Pelimpahan wewenang dimaksud pada ayat (2) dilaksanakan sesuai dengan ketentuan peraturan perundang-undangan yang mengatur pelimpahan kewenangan Menteri Keuangan dalam bentuk mandat kepada pejabat di lingkungan Kementerian Keuangan.
Pasal 4
Kepala Badan Pengusahaan merupakan Pengguna Barang di lingkungan Badan Pengusahaan yang memiliki kewenangan pelaksanaan teknis pengelolaan Aset.
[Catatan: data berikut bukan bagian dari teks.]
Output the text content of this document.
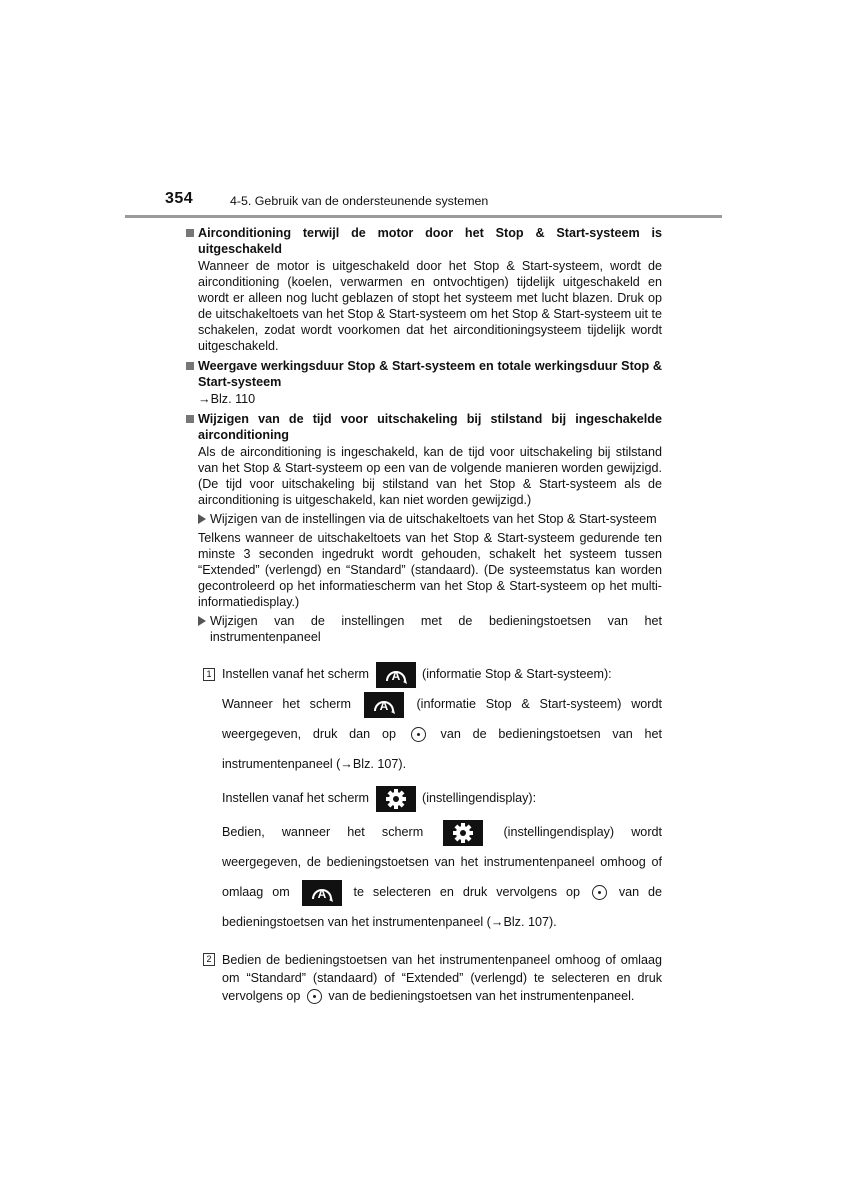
354	4-5. Gebruik van de ondersteunende systemen
Airconditioning terwijl de motor door het Stop & Start-systeem is uitgeschakeld
Wanneer de motor is uitgeschakeld door het Stop & Start-systeem, wordt de airconditioning (koelen, verwarmen en ontvochtigen) tijdelijk uitgeschakeld en wordt er alleen nog lucht geblazen of stopt het systeem met lucht blazen. Druk op de uitschakeltoets van het Stop & Start-systeem om het Stop & Start-systeem uit te schakelen, zodat wordt voorkomen dat het airconditioningsysteem tijdelijk wordt uitgeschakeld.
Weergave werkingsduur Stop & Start-systeem en totale werkingsduur Stop & Start-systeem
→Blz. 110
Wijzigen van de tijd voor uitschakeling bij stilstand bij ingeschakelde airconditioning
Als de airconditioning is ingeschakeld, kan de tijd voor uitschakeling bij stilstand van het Stop & Start-systeem op een van de volgende manieren worden gewijzigd. (De tijd voor uitschakeling bij stilstand van het Stop & Start-systeem als de airconditioning is uitgeschakeld, kan niet worden gewijzigd.)
Wijzigen van de instellingen via de uitschakeltoets van het Stop & Start-systeem
Telkens wanneer de uitschakeltoets van het Stop & Start-systeem gedurende ten minste 3 seconden ingedrukt wordt gehouden, schakelt het systeem tussen “Extended” (verlengd) en “Standard” (standaard). (De systeemstatus kan worden gecontroleerd op het informatiescherm van het Stop & Start-systeem op het multi-informatiedisplay.)
Wijzigen van de instellingen met de bedieningstoetsen van het instrumentenpaneel
1 Instellen vanaf het scherm A (informatie Stop & Start-systeem):
Wanneer het scherm A (informatie Stop & Start-systeem) wordt weergegeven, druk dan op	van de bedieningstoetsen van het instrumentenpaneel (→Blz. 107).
Instellen vanaf het scherm	(instellingendisplay):
Bedien, wanneer het scherm	(instellingendisplay) wordt weergegeven, de bedieningstoetsen van het instrumentenpaneel omhoog of omlaag om A te selecteren en druk vervolgens op	van de bedieningstoetsen van het instrumentenpaneel (→Blz. 107).
2 Bedien de bedieningstoetsen van het instrumentenpaneel omhoog of omlaag om “Standard” (standaard) of “Extended” (verlengd) te selecteren en druk vervolgens op van de bedieningstoetsen van het instrumentenpaneel.
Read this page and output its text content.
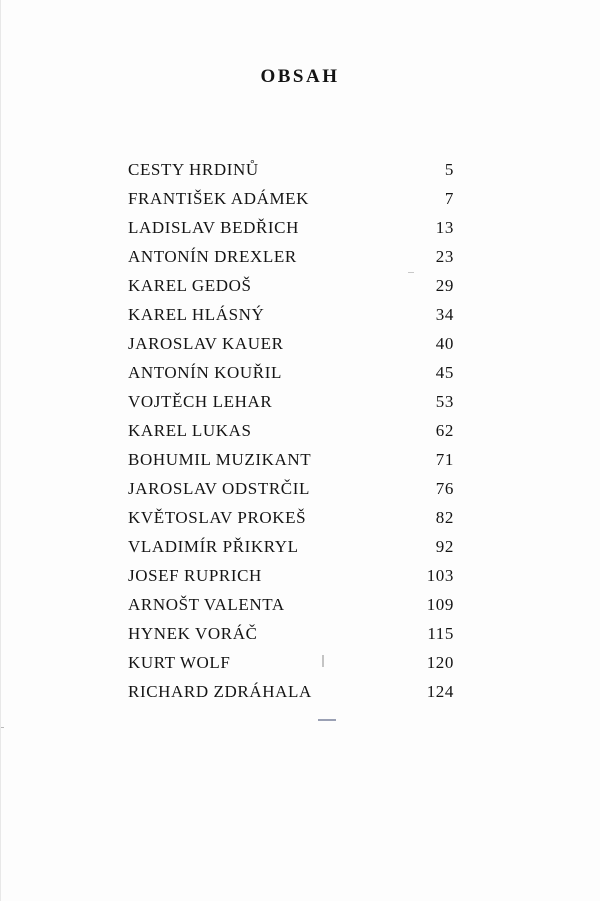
OBSAH
CESTY HRDINŮ	5
FRANTIŠEK ADÁMEK	7
LADISLAV BEDŘICH	13
ANTONÍN DREXLER	23
KAREL GEDOŠ	29
KAREL HLÁSNÝ	34
JAROSLAV KAUER	40
ANTONÍN KOUŘIL	45
VOJTĚCH LEHAR	53
KAREL LUKAS	62
BOHUMIL MUZIKANT	71
JAROSLAV ODSTRČIL	76
KVĚTOSLAV PROKEŠ	82
VLADIMÍR PŘIKRYL	92
JOSEF RUPRICH	103
ARNOŠT VALENTA	109
HYNEK VORÁČ	115
KURT WOLF	120
RICHARD ZDRÁHALA	124
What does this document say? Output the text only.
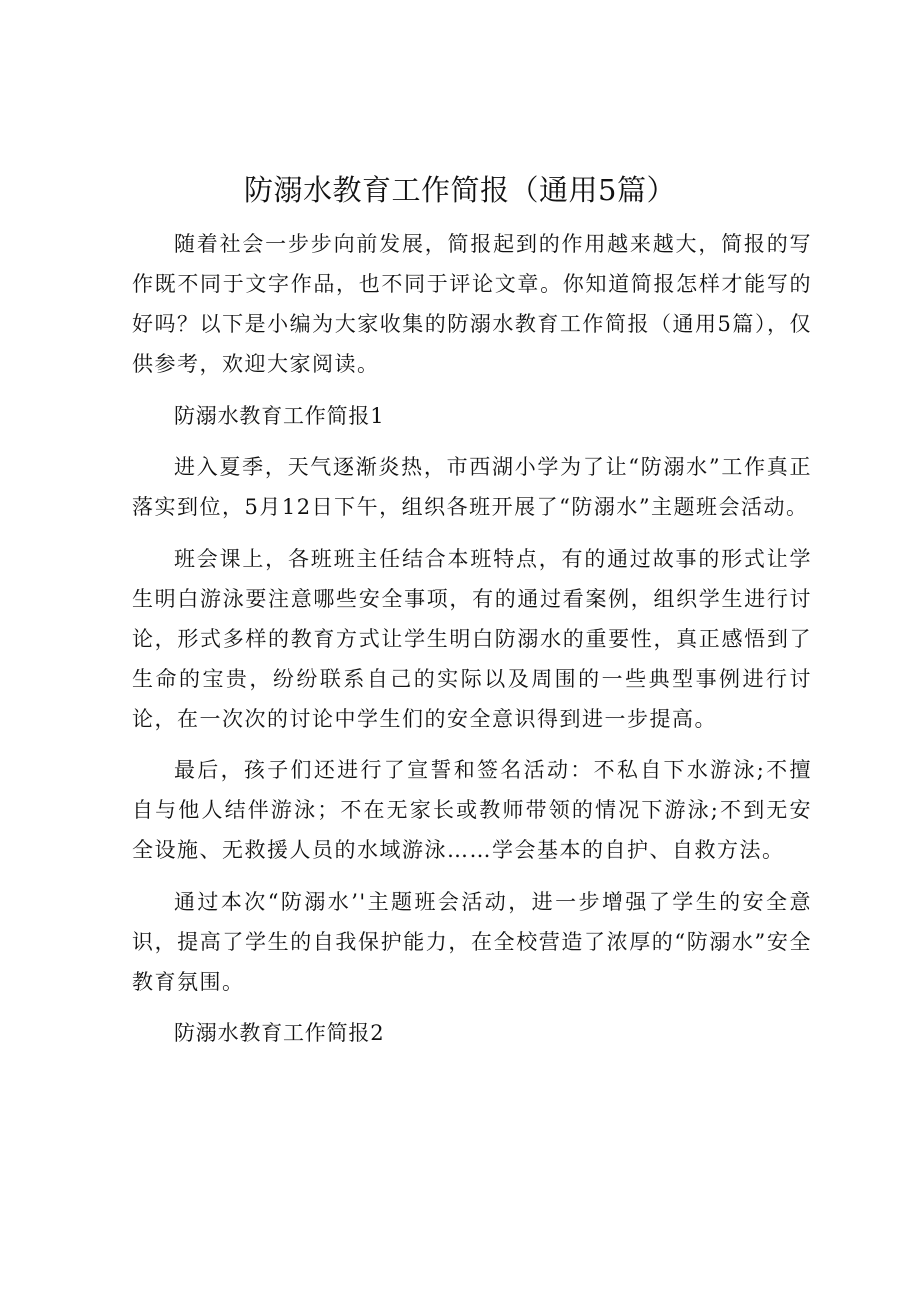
防溺水教育工作简报（通用5篇）

随着社会一步步向前发展，简报起到的作用越来越大，简报的写作既不同于文字作品，也不同于评论文章。你知道简报怎样才能写的好吗？以下是小编为大家收集的防溺水教育工作简报（通用5篇），仅供参考，欢迎大家阅读。

防溺水教育工作简报1

进入夏季，天气逐渐炎热，市西湖小学为了让“防溺水”工作真正落实到位，5月12日下午，组织各班开展了“防溺水”主题班会活动。

班会课上，各班班主任结合本班特点，有的通过故事的形式让学生明白游泳要注意哪些安全事项，有的通过看案例，组织学生进行讨论，形式多样的教育方式让学生明白防溺水的重要性，真正感悟到了生命的宝贵，纷纷联系自己的实际以及周围的一些典型事例进行讨论，在一次次的讨论中学生们的安全意识得到进一步提高。

最后，孩子们还进行了宣誓和签名活动：不私自下水游泳;不擅自与他人结伴游泳；不在无家长或教师带领的情况下游泳;不到无安全设施、无救援人员的水域游泳……学会基本的自护、自救方法。

通过本次“防溺水’'主题班会活动，进一步增强了学生的安全意识，提高了学生的自我保护能力，在全校营造了浓厚的“防溺水”安全教育氛围。

防溺水教育工作简报2
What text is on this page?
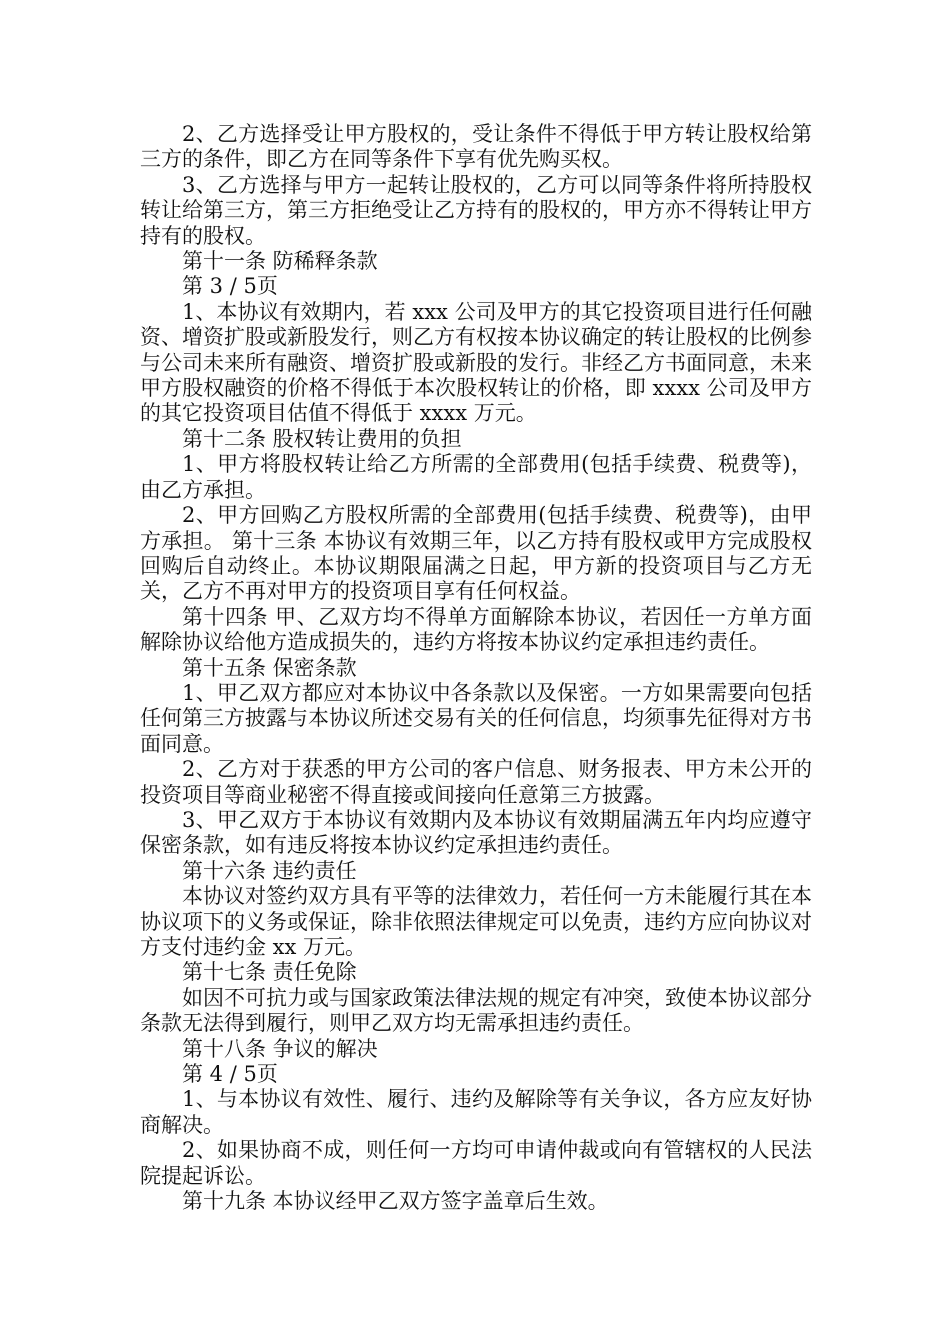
2、乙方选择受让甲方股权的，受让条件不得低于甲方转让股权给第三方的条件，即乙方在同等条件下享有优先购买权。

3、乙方选择与甲方一起转让股权的，乙方可以同等条件将所持股权转让给第三方，第三方拒绝受让乙方持有的股权的，甲方亦不得转让甲方持有的股权。

第十一条 防稀释条款

第 3 / 5页

1、本协议有效期内，若 xxx 公司及甲方的其它投资项目进行任何融资、增资扩股或新股发行，则乙方有权按本协议确定的转让股权的比例参与公司未来所有融资、增资扩股或新股的发行。非经乙方书面同意，未来甲方股权融资的价格不得低于本次股权转让的价格，即 xxxx 公司及甲方的其它投资项目估值不得低于 xxxx 万元。

第十二条 股权转让费用的负担

1、甲方将股权转让给乙方所需的全部费用(包括手续费、税费等)，由乙方承担。

2、甲方回购乙方股权所需的全部费用(包括手续费、税费等)，由甲方承担。 第十三条 本协议有效期三年，以乙方持有股权或甲方完成股权回购后自动终止。本协议期限届满之日起，甲方新的投资项目与乙方无关，乙方不再对甲方的投资项目享有任何权益。

第十四条 甲、乙双方均不得单方面解除本协议，若因任一方单方面解除协议给他方造成损失的，违约方将按本协议约定承担违约责任。

第十五条 保密条款

1、甲乙双方都应对本协议中各条款以及保密。一方如果需要向包括任何第三方披露与本协议所述交易有关的任何信息，均须事先征得对方书面同意。

2、乙方对于获悉的甲方公司的客户信息、财务报表、甲方未公开的投资项目等商业秘密不得直接或间接向任意第三方披露。

3、甲乙双方于本协议有效期内及本协议有效期届满五年内均应遵守保密条款，如有违反将按本协议约定承担违约责任。

第十六条 违约责任

本协议对签约双方具有平等的法律效力，若任何一方未能履行其在本协议项下的义务或保证，除非依照法律规定可以免责，违约方应向协议对方支付违约金 xx 万元。

第十七条 责任免除

如因不可抗力或与国家政策法律法规的规定有冲突，致使本协议部分条款无法得到履行，则甲乙双方均无需承担违约责任。

第十八条 争议的解决

第 4 / 5页

1、与本协议有效性、履行、违约及解除等有关争议，各方应友好协商解决。

2、如果协商不成，则任何一方均可申请仲裁或向有管辖权的人民法院提起诉讼。

第十九条 本协议经甲乙双方签字盖章后生效。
Dalam pelaksanaan teknis pengelolaan Aset sebagaimana dimaksud pada ayat (1), Kepala Badan Pengusahaan dapat melimpahkan kewenangannya kepada pejabat struktural di lingkungan Badan Pengusahaan yang ditunjuk untuk melaksanakan tugas dan fungsi pengelolaan Aset pada Badan Pengusahaan, sesuai ketentuan peraturan perundang-undangan.
BAB III
PENGELOLAAN ASET
Bagian Kesatu
Prinsip Umum
Pasal 5
Pengelolaan Aset dilaksanakan berdasarkan asas fungsional, kepastian hukum, transparansi, efisiensi, akuntabilitas, dan kepastian nilai.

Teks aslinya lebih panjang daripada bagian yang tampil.